Last Sunday, when a power failure struck the Cuarto and Primero Grove residence halls and other living quarters at West Village and elsewhere, mostly in and around the north part of the campus, Student Housing and Dining Services and other campus units leapt into action to keep students safe and comfortable.
And by the time winter quarter began, Monday (Jan. 9), thanks to fast response through the week, as crews kept up with the cleanup, the campus was soggy but ready to go, save for that lingering power failure at West Village and the north part of the campus. It had been fixed Sunday, then reoccurred that night, before being fixed again Monday afternoon.
During the outages, the campus set up several spaces where students could hang out in warmth and charge their devices. In addition, Student Housing provided glow sticks to students to help them navigate their buildings, and set up fire watches, that is, assigned staff to be alert and read to call 911 when fire alarms are not working.
Open for business
The power failures struck Shasta, Tahoe and Yosemite halls in the Cuarto Residence Area, and an apartment building, 8th & Wake, just north of the main campus; Primero Grove, Russell Park and The Atriums in the north part of the main campus; one building at The Green at West Village and The Sol apartments, also at West Village — among the small number of UC Davis-affiliated buildings that receive power from Pacific Gas & Electric Co.
UC Davis maintains its own electrical distribution system for much of the rest of the campus — a system with underground transmission lines that are generally safe from falling trees, and which came through the recent storms without an outage.
Thus, the winter quarter opened with lecture halls and classrooms warm and bright, the internet and Wi-Fi up and running, and almost all retail food and beverage locations and the Coffee House open for business.
With power restored, the Cuarto market and Sage Street Market/Café in West Village reopened today (Jan. 10), and the Cuarto Dining Commons is scheduled to reopen with breakfast on Wednesday (Jan. 11). Cuarto residents have been directed to the Segundo and Tercero DCs and Latitude as alternative places to eat.
Sunday, Unitrans added extra buses to its West Village line, ferrying residents to the warming and charging spaces on the core campus. A day later, Unitrans opened the quarter in full operation, although storm-related detours were in place around the city. Watch for updates on the Unitrans Facebook page.

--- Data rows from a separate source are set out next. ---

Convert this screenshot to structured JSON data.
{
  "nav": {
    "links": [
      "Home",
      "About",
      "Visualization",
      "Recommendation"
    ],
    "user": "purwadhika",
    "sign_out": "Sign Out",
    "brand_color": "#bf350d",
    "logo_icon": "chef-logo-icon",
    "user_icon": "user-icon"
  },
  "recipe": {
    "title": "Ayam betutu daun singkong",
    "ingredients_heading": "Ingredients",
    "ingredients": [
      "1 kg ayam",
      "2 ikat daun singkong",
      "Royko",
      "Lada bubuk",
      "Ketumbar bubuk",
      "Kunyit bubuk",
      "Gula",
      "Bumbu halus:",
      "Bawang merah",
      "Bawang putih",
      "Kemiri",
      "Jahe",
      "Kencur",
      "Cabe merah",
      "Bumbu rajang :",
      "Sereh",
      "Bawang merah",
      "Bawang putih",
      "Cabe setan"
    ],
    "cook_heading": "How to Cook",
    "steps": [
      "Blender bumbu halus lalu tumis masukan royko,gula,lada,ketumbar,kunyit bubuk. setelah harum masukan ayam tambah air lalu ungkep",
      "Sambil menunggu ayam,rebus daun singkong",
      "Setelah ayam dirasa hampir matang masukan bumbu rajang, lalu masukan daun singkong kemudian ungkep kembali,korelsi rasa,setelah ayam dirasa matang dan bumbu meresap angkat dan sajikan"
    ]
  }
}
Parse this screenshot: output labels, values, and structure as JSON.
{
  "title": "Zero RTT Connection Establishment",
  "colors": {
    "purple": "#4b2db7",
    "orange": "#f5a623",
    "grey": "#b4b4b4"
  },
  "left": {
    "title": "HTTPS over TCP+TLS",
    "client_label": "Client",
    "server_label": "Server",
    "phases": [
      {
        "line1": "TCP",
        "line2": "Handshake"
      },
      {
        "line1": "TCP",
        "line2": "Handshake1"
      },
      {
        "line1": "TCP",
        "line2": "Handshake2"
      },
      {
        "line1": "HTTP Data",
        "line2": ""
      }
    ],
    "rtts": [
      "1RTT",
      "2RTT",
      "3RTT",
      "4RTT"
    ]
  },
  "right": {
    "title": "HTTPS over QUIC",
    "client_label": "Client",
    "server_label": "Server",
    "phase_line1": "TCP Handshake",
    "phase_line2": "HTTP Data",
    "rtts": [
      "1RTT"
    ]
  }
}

“Full operation” this quarter includes expanded service as planned on the E, F and L lines, now running on a 30-minute schedule (instead of 60 minutes) for the first time since the pandemic struck in March 2020. A driver shortage necessitated the cutback, but recent additions leave Unitrans with only two lines, A and Z lines, still limited to 60-minute service.
The stretch of wild weather began New Year’s Eve with wind gusts topping out at 55 mph — leading to an eye-popping discovery the next morning, when an initial assessment tallied 25 trees down. That number would eventually climb to more than 60 as grounds personnel inspected the far reaches of the campus, including areas south of Interstate 80 and west of Highway 113, and as more wind came in.

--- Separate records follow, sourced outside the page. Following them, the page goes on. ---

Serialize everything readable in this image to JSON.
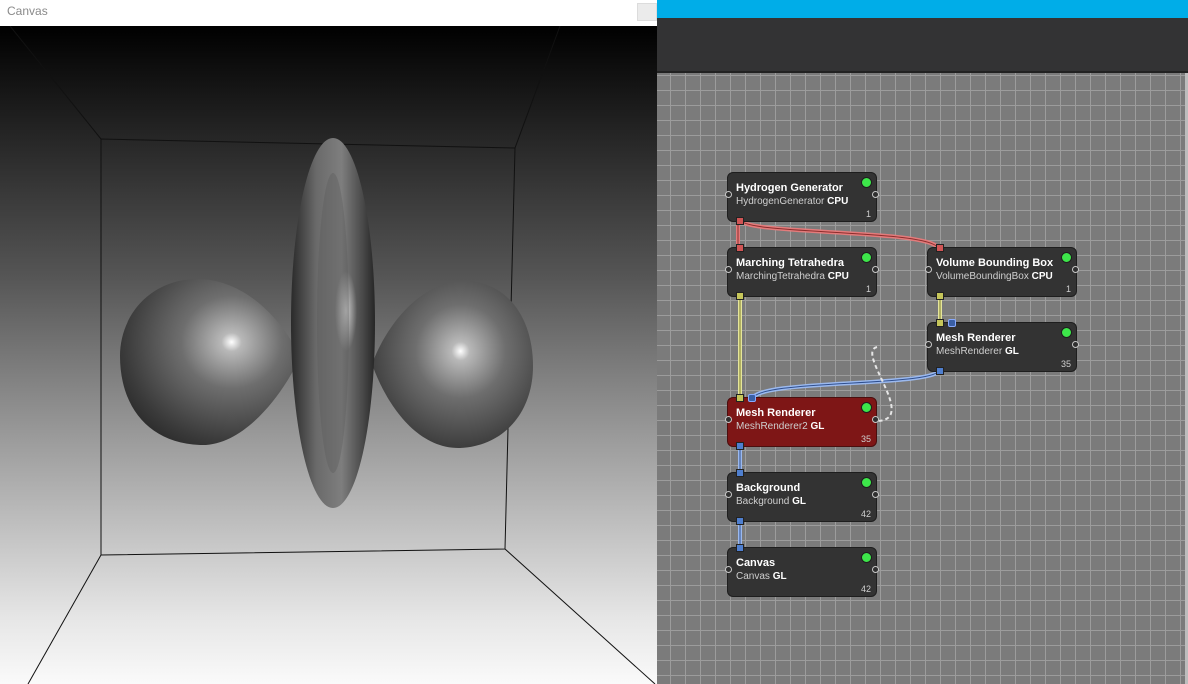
{
  "canvas_window": {
    "title": "Canvas"
  },
  "network": {
    "nodes": [
      {
        "id": "hydrogen-generator",
        "title": "Hydrogen Generator",
        "class": "HydrogenGenerator",
        "tag": "CPU",
        "count": "1",
        "selected": false
      },
      {
        "id": "marching-tetrahedra",
        "title": "Marching Tetrahedra",
        "class": "MarchingTetrahedra",
        "tag": "CPU",
        "count": "1",
        "selected": false
      },
      {
        "id": "volume-bounding-box",
        "title": "Volume Bounding Box",
        "class": "VolumeBoundingBox",
        "tag": "CPU",
        "count": "1",
        "selected": false
      },
      {
        "id": "mesh-renderer-1",
        "title": "Mesh Renderer",
        "class": "MeshRenderer",
        "tag": "GL",
        "count": "35",
        "selected": false
      },
      {
        "id": "mesh-renderer-2",
        "title": "Mesh Renderer",
        "class": "MeshRenderer2",
        "tag": "GL",
        "count": "35",
        "selected": true
      },
      {
        "id": "background",
        "title": "Background",
        "class": "Background",
        "tag": "GL",
        "count": "42",
        "selected": false
      },
      {
        "id": "canvas",
        "title": "Canvas",
        "class": "Canvas",
        "tag": "GL",
        "count": "42",
        "selected": false
      }
    ]
  },
  "colors": {
    "accent": "#00ade8",
    "node_selected": "#7e1616",
    "status_ok": "#3de64a",
    "volume_port": "#d05555",
    "mesh_port": "#c6c65a",
    "image_port": "#4f7fcf"
  }
}
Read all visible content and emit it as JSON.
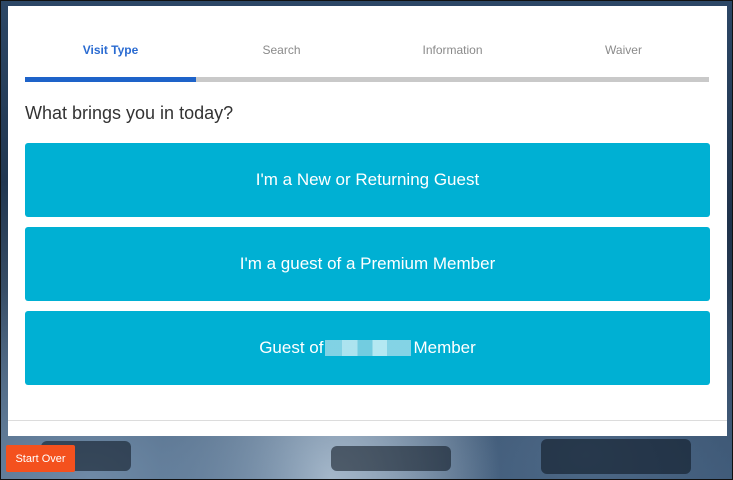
{
  "steps": {
    "items": [
      {
        "label": "Visit Type",
        "active": true
      },
      {
        "label": "Search",
        "active": false
      },
      {
        "label": "Information",
        "active": false
      },
      {
        "label": "Waiver",
        "active": false
      }
    ],
    "progress_fraction": 0.25,
    "active_color": "#2a6bd1",
    "inactive_color": "#8a8a8a"
  },
  "question": "What brings you in today?",
  "choices": [
    {
      "label": "I'm a New or Returning Guest"
    },
    {
      "label": "I'm a guest of a Premium Member"
    },
    {
      "label_prefix": "Guest of",
      "label_suffix": "Member",
      "redacted": true
    }
  ],
  "colors": {
    "choice_button": "#00b0d3",
    "progress_fill": "#1e63c9",
    "start_over": "#f4511e"
  },
  "footer": {
    "start_over_label": "Start Over"
  }
}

A few more trees came down in subsequent days, for a grand total of 74 in the last 10 days.
Among the trees that toppled: three cork oaks along the Mrak Mall between Mrak Hall and Shields Library, including the one whose canopy landed atop Eye on Mrak, one of a series of Robert Arneson Egghead sculptures on campus.
The Jan Shrem and Maria Manetti Shrem Museum of Art, caretaker of the campus’s Eggheads, plans a complete assessment of possible damage to the sculpture.
A eucalyptus crashed through the north wall of Kemper Hall, leaving an 8-foot-wide hole. Other trees, as they came down, brushed the sides of a couple of buildings, including Regan Hall in Primero Grove.